Discussions about how to make cross-country safer without removing the challenge continue – as new data highlights where risk could potentially be reduced and the opportunity to create course risk profiles.
In a recently published FEI-funded study, researchers from the universities of Glasgow, Bristol and Nottingham Trent sought to identify risk factors for cross-country fencing using data from FEI eventing competitions between 2008 and 2018. Fences, including corners and trakehners, were identified as having increased the chance of a horse or rider falling, compared to square gaps – and fences featured later on the course, those with a downhill or water approach and/or landing, and wetsuits, also presented an increased risk.
The researchers said it “should be considered” whether it would be possible to design around the “more difficult” fences, and suggestions included ensuring that the more difficult fences are not “overrepresented” in the second half of the course, and to include more alternatives. routes. They said the results are the “first step” towards building a “profile or risk score” for each FEI cross-country course, which could be used to support the development of horses and riders, and be taken into account for the qualification criteria.
Lead author Euan Bennet said H&H that while some of the conclusions may be “common sense”, the study provides a quantification of the data.
“The really important thing we want people to take away from this is that we’re not suggesting that difficult fences should no longer be used – but we think we’ve identified that it’s possible to design around some of these more difficult elements,” he said.
“It’s not about making things easier, it’s about making things safer; have a course design that prioritizes safety without undermining this challenge.
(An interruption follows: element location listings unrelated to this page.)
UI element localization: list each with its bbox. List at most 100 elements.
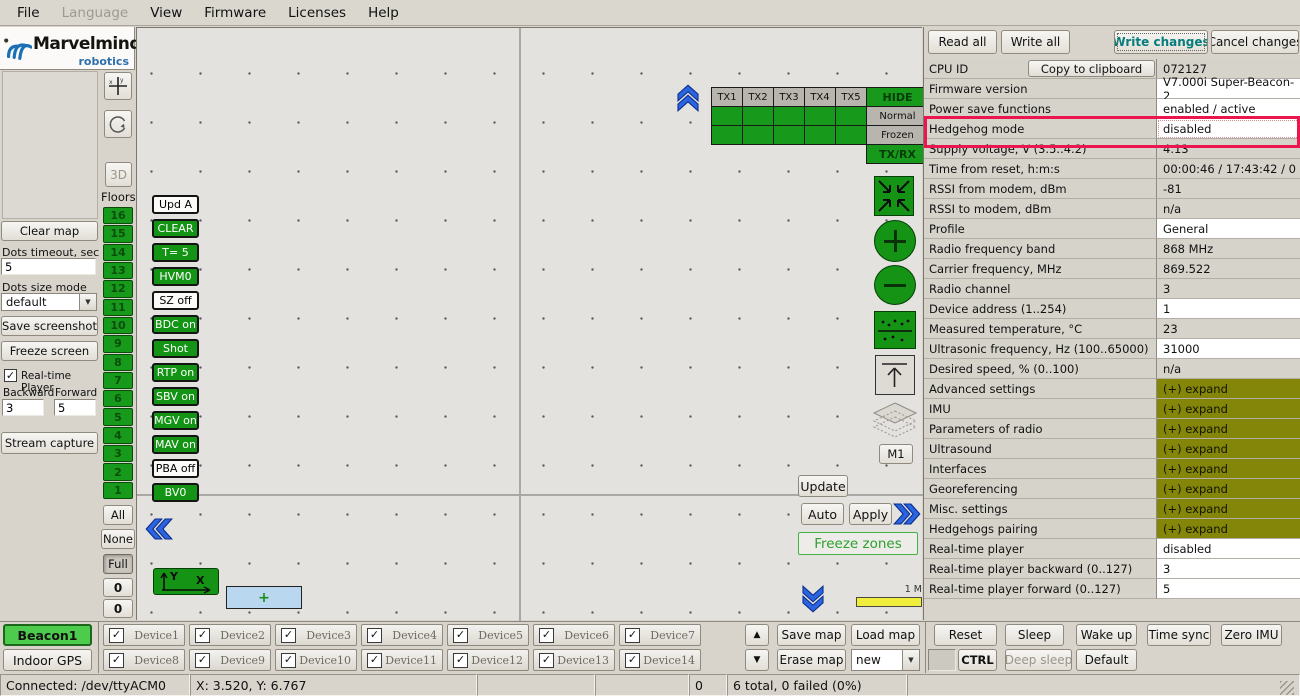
map-button-bv0[interactable]: BV0 — [152, 483, 199, 502]
tx-cell[interactable] — [773, 106, 805, 126]
checkbox-checked-icon[interactable]: ✓ — [281, 628, 296, 643]
setting-expand[interactable]: (+) expand — [1157, 419, 1300, 439]
floor-button[interactable]: 4 — [103, 427, 133, 444]
tx-column-header[interactable]: TX5 — [835, 87, 867, 107]
dots-size-mode-select[interactable]: default ▼ — [1, 293, 97, 311]
floor-button[interactable]: 13 — [103, 262, 133, 279]
device-toggle[interactable]: ✓Device11 — [361, 649, 443, 671]
setting-value[interactable]: 31000 — [1157, 339, 1300, 359]
time-sync-button[interactable]: Time sync — [1147, 624, 1211, 646]
setting-expand[interactable]: (+) expand — [1157, 499, 1300, 519]
setting-expand[interactable]: (+) expand — [1157, 439, 1300, 459]
tx-column-header[interactable]: TX1 — [711, 87, 743, 107]
tx-rx-button[interactable]: TX/RX — [866, 144, 929, 164]
dropdown-arrow-icon[interactable]: ▼ — [902, 650, 919, 670]
device-toggle[interactable]: ✓Device14 — [619, 649, 701, 671]
map-button-pba-off[interactable]: PBA off — [152, 459, 199, 478]
freeze-screen-button[interactable]: Freeze screen — [1, 341, 98, 361]
map-button-hvm0[interactable]: HVM0 — [152, 267, 199, 286]
setting-value[interactable]: 868 MHz — [1157, 239, 1300, 259]
map-name-select[interactable]: new ▼ — [851, 649, 920, 671]
chevron-left-icon[interactable] — [144, 516, 174, 542]
rotate-view-button[interactable] — [104, 110, 132, 138]
floor-button[interactable]: 3 — [103, 445, 133, 462]
floor-button[interactable]: 11 — [103, 299, 133, 316]
menu-file[interactable]: File — [6, 2, 51, 24]
checkbox-checked-icon[interactable]: ✓ — [281, 653, 296, 668]
fit-view-button[interactable] — [874, 176, 914, 216]
checkbox-checked-icon[interactable]: ✓ — [539, 628, 554, 643]
sleep-button[interactable]: Sleep — [1005, 624, 1064, 646]
realtime-player-checkbox[interactable]: ✓ — [4, 369, 17, 382]
tx-cell[interactable] — [711, 106, 743, 126]
axes-origin-button[interactable]: Y X — [153, 568, 219, 595]
floor-button[interactable]: 14 — [103, 244, 133, 261]
checkbox-checked-icon[interactable]: ✓ — [367, 653, 382, 668]
setting-value[interactable]: -81 — [1157, 179, 1300, 199]
map-button-sbv-on[interactable]: SBV on — [152, 387, 199, 406]
floor-button[interactable]: 7 — [103, 372, 133, 389]
tx-cell[interactable] — [835, 106, 867, 126]
m1-button[interactable]: M1 — [879, 444, 913, 464]
tx-normal-button[interactable]: Normal — [866, 106, 929, 126]
map-button-bdc-on[interactable]: BDC on — [152, 315, 199, 334]
floor-button[interactable]: 15 — [103, 225, 133, 242]
deep-sleep-button[interactable]: Deep sleep — [1005, 649, 1072, 671]
device-toggle[interactable]: ✓Device2 — [189, 624, 271, 646]
setting-value[interactable]: n/a — [1157, 359, 1300, 379]
read-all-button[interactable]: Read all — [928, 30, 997, 54]
map-button-mgv-on[interactable]: MGV on — [152, 411, 199, 430]
device-toggle[interactable]: ✓Device12 — [447, 649, 529, 671]
forward-input[interactable] — [54, 399, 96, 416]
cancel-changes-button[interactable]: Cancel changes — [1211, 30, 1299, 54]
three-d-button[interactable]: 3D — [105, 162, 132, 187]
device-toggle[interactable]: ✓Device4 — [361, 624, 443, 646]
floor-button[interactable]: 12 — [103, 280, 133, 297]
chevron-right-icon[interactable] — [892, 501, 922, 527]
checkbox-checked-icon[interactable]: ✓ — [453, 653, 468, 668]
device-scroll-down-button[interactable]: ▼ — [745, 649, 769, 671]
zoom-out-button[interactable] — [874, 265, 916, 305]
setting-expand[interactable]: (+) expand — [1157, 399, 1300, 419]
tx-cell[interactable] — [742, 125, 774, 145]
setting-value[interactable]: 5 — [1157, 579, 1300, 599]
floors-all-button[interactable]: All — [103, 505, 133, 525]
floor-button[interactable]: 5 — [103, 408, 133, 425]
floors-none-button[interactable]: None — [101, 529, 135, 549]
auto-button[interactable]: Auto — [801, 503, 844, 525]
layers-icon[interactable] — [872, 402, 918, 438]
erase-map-button[interactable]: Erase map — [777, 649, 846, 671]
setting-value[interactable]: 1 — [1157, 299, 1300, 319]
menu-licenses[interactable]: Licenses — [277, 2, 357, 24]
floors-full-button[interactable]: Full — [103, 554, 133, 574]
chevron-up-icon[interactable] — [675, 83, 701, 113]
tx-cell[interactable] — [711, 125, 743, 145]
menu-help[interactable]: Help — [357, 2, 410, 24]
setting-value[interactable]: disabled — [1157, 539, 1300, 559]
stream-capture-button[interactable]: Stream capture — [1, 432, 98, 454]
tx-hide-button[interactable]: HIDE — [866, 87, 929, 107]
device-toggle[interactable]: ✓Device7 — [619, 624, 701, 646]
device-toggle[interactable]: ✓Device5 — [447, 624, 529, 646]
device-toggle[interactable]: ✓Device8 — [103, 649, 185, 671]
device-toggle[interactable]: ✓Device3 — [275, 624, 357, 646]
menu-firmware[interactable]: Firmware — [193, 2, 277, 24]
checkbox-checked-icon[interactable]: ✓ — [109, 653, 124, 668]
chevron-down-icon[interactable] — [800, 584, 826, 614]
setting-expand[interactable]: (+) expand — [1157, 459, 1300, 479]
checkbox-checked-icon[interactable]: ✓ — [539, 653, 554, 668]
map-button-rtp-on[interactable]: RTP on — [152, 363, 199, 382]
setting-value[interactable]: 00:00:46 / 17:43:42 / 0 — [1157, 159, 1300, 179]
checkbox-checked-icon[interactable]: ✓ — [625, 628, 640, 643]
wake-up-button[interactable]: Wake up — [1076, 624, 1137, 646]
menu-view[interactable]: View — [139, 2, 193, 24]
write-all-button[interactable]: Write all — [1001, 30, 1070, 54]
map-button-shot[interactable]: Shot — [152, 339, 199, 358]
ctrl-button[interactable]: CTRL — [958, 649, 997, 671]
map-button-t5[interactable]: T= 5 — [152, 243, 199, 262]
resize-grip[interactable] — [1280, 681, 1294, 695]
tx-column-header[interactable]: TX4 — [804, 87, 836, 107]
tx-cell[interactable] — [773, 125, 805, 145]
setting-expand[interactable]: (+) expand — [1157, 519, 1300, 539]
floor-button[interactable]: 9 — [103, 335, 133, 352]
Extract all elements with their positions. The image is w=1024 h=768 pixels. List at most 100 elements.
We think the results show it’s possible, so we’d like to open up more of a discussion about it.
The topic of cross-country difficulty and eventing safety and falls has been discussed at length this year, with Bramham course designer Ian Stark sharing his concerns about the future direction of the sport, and of riders, including Piggy March and Pippa Funnell, have spoken out against “dumbing down” the course (news, June 23).
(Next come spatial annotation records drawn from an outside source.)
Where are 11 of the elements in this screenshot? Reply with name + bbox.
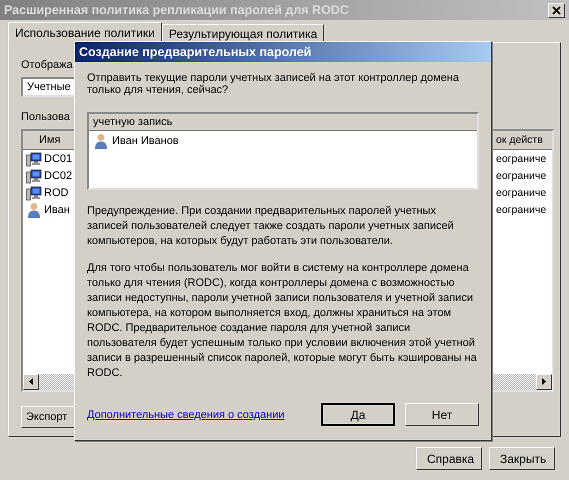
- table-cell: еограниче: [496, 170, 546, 182]
- info-text: Для того чтобы пользователь мог войти в систему на контроллере домена только для чтения (RODC), когда контроллеры домена с возможностью записи недоступны, пароли учетной записи пользователя и учетной записи компьютера, на котором выполняется вход, должны храниться на этом RODC. Предварительное создание пароля для учетной записи пользователя будет успешным только при условии включения этой учетной записи в разрешенный список паролей, которые могут быть кэшированы на RODC.: [87, 261, 478, 381]
- users-label: Пользова: [21, 111, 70, 123]
- table-cell: еограниче: [496, 204, 546, 216]
- window-title: Расширенная политика репликации паролей для RODC: [4, 3, 349, 17]
- table-cell: еограниче: [496, 186, 546, 198]
- dialog-title: Создание предварительных паролей: [75, 42, 491, 62]
- table-cell: еограниче: [496, 152, 546, 164]
- warning-text: Предупреждение. При создании предварительных паролей учетных записей пользователей следует также создать пароли учетных записей компьютеров, на которых будут работать эти пользователи.: [87, 204, 455, 249]
- question-text: Отправить текущие пароли учетных записей на этот контроллер домена только для чтения, сейчас?: [87, 72, 460, 96]
- display-label: Отобража: [21, 59, 73, 71]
Eric Winter, badminton course designer, said H&H the study is “interesting” but that there is a “tough line to cross” when it comes to course design.
“Course designers don’t want to see a horse on the ground. We absolutely hate this and try to prevent it as much as possible. You can’t race a horse on the cross beforehand and you can’t tell how things are going to go. It could ride perfectly for 90 horsepower and the 91st will fall,” he said.
“Course design is an art, it’s not a factory-made widget where thousands come out the same – it’s tied to the plot of land you have. You could say don’t use downhill gear and only build on the flat, but when you have horses moving at 570 meters per minute and they’re a little tired, all sorts of unpredictable things can happen. produce.
“It’s a really difficult thing because it’s easy to say that X percentage of horse falls have been in water jumps – so what do you do about it? You take the water out of the competition. Then you say X percent of the falls happened on fences with a roof over them, and you take them out. Soon you are down to logs and you end up galloping around a field of grass. Without challenge, there is no value.
Mr. Winter added that he would like to see future research around the qualification.
“There are horses qualifying right now without doing some of the key challenges – they qualify at four stars to go five stars without actually landing in a water jump. When a four star horse hasn’t to perform this drill to qualify, it leaves the sport in jeopardy,” he said.
An FEI spokesperson said H&H the study enabled the FEI to ‘gather information’ on risk management in eventing. The FEI Eventing Risk Management Steering Group will review the findings and discuss them at the Eventing Safety Seminar in January.